Courrier international, 5 avril 2006, revue de presse.


Profitant des cours élevés, le président vénézuélien Hugo Chávez force les compagnies pétrolières à renégocier leurs contrats en faveur du pays producteur. Au grand dam de la Maison-Blanche, la richesse générée sert à subventionner la révolution bolivarienne, une alternative au libéralisme prôné par George W. Bush.

"Le Venezuela a fait un pas de plus pour obtenir des conditions de partage des revenus du pétrole plus favorables de la part des grandes compagnies qui exploitent les gisements du pays", constate le quotidien américain des affaires The Wall Street Journal. Ainsi, Caracas vient de reprendre le contrôle "de deux zones d’extraction, l’une exploitée par le français Total et l’autre par l’italien ENI".

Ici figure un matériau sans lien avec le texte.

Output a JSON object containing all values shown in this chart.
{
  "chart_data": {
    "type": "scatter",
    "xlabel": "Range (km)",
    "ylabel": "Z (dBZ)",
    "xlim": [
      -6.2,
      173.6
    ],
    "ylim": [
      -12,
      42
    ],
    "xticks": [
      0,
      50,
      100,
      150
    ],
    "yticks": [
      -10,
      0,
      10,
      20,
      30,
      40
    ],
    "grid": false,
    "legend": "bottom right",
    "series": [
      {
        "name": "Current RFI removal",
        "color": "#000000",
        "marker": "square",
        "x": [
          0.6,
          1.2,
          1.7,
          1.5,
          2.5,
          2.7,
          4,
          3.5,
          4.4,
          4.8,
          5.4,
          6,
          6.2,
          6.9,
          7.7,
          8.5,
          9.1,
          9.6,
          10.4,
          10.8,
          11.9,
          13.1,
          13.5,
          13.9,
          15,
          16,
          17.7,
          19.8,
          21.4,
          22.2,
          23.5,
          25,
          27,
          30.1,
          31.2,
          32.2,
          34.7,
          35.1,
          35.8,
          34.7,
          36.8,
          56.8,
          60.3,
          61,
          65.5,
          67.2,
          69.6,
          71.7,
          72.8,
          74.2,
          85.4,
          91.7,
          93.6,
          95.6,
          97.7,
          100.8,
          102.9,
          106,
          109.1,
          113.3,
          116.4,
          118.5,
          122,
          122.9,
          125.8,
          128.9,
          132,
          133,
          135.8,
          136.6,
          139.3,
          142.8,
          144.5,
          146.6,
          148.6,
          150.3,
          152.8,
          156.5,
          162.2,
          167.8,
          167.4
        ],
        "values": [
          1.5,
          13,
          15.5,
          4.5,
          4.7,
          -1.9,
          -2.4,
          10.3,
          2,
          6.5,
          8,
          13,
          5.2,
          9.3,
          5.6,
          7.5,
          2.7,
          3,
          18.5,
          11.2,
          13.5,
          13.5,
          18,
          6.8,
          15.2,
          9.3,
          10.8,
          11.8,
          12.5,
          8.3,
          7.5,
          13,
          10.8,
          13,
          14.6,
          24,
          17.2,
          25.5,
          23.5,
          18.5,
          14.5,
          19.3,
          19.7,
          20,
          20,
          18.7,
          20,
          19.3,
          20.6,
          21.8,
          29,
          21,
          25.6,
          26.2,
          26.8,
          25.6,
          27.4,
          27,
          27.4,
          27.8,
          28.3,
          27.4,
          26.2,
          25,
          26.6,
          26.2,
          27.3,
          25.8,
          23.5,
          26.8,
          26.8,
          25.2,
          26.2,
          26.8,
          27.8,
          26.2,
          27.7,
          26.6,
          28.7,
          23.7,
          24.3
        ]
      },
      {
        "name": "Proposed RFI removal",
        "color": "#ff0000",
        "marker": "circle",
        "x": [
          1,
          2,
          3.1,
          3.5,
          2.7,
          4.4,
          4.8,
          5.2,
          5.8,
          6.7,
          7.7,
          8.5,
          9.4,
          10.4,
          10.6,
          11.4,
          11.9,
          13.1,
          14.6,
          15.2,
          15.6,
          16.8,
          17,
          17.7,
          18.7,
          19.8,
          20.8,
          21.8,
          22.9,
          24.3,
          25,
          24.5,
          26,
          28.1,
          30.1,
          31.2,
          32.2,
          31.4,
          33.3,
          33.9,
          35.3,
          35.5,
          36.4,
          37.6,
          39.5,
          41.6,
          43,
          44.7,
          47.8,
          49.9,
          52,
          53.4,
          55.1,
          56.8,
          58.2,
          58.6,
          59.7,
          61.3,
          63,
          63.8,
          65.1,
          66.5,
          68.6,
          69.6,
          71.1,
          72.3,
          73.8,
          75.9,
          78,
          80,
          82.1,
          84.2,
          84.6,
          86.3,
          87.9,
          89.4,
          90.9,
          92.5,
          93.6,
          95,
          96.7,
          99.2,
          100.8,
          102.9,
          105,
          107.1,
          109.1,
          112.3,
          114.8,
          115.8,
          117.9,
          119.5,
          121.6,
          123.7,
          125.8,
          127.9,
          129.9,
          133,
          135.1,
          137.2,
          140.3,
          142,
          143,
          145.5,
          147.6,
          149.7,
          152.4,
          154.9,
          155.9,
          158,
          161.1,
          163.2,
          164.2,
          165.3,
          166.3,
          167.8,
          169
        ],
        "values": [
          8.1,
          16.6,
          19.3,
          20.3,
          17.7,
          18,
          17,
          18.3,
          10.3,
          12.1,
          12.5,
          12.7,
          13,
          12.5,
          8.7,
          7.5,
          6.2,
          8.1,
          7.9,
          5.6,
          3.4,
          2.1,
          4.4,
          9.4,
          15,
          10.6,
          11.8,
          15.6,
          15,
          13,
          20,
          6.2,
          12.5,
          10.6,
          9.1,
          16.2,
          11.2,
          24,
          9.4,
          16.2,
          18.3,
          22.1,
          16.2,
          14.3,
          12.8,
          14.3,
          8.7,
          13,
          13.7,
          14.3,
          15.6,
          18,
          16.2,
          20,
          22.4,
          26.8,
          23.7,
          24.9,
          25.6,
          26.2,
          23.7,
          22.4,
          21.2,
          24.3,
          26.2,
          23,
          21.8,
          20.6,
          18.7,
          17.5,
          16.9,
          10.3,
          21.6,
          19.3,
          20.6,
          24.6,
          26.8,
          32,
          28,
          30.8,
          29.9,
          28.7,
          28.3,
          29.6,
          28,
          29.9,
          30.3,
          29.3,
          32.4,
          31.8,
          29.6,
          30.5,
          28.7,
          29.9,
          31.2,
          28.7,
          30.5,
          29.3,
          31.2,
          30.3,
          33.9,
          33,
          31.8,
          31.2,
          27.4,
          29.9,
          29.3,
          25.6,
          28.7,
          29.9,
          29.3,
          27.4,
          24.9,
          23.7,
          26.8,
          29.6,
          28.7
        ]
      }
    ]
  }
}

"Nous avons agi de cette façon car ces deux entreprises refusaient d’appliquer nos lois", s’est justifié le ministre de l’Energie vénézuélien, Rafael Ramà­rez, le 3 avril, cité par Business Week. "Elles refusaient que nous contrôlions nos ressources et ne payaient pas les taxes et les dividendes." L’hebdomadaire américain analyse le changement politique et économique qui se produit au Venezuela. "Cet acte reflète le nouvel équilibre des pouvoirs entre compagnies pétrolières et pays producteurs. Dans les années 1990, Caracas avait supplié les géants du secteur de venir moderniser son industrie spécialisée et d’exploiter son or noir, dont les cours étaient alors au plus bas". Tout cela avait bien sûr donné lieu à des contrats particulièrement avantageux pour les grandes compagnies. Mais, depuis son arrivée démocratique au pouvoir, "Hugo Chávez n’a eu de cesse de renégocier ces accords", qu’il juge trop défavorables à son pays.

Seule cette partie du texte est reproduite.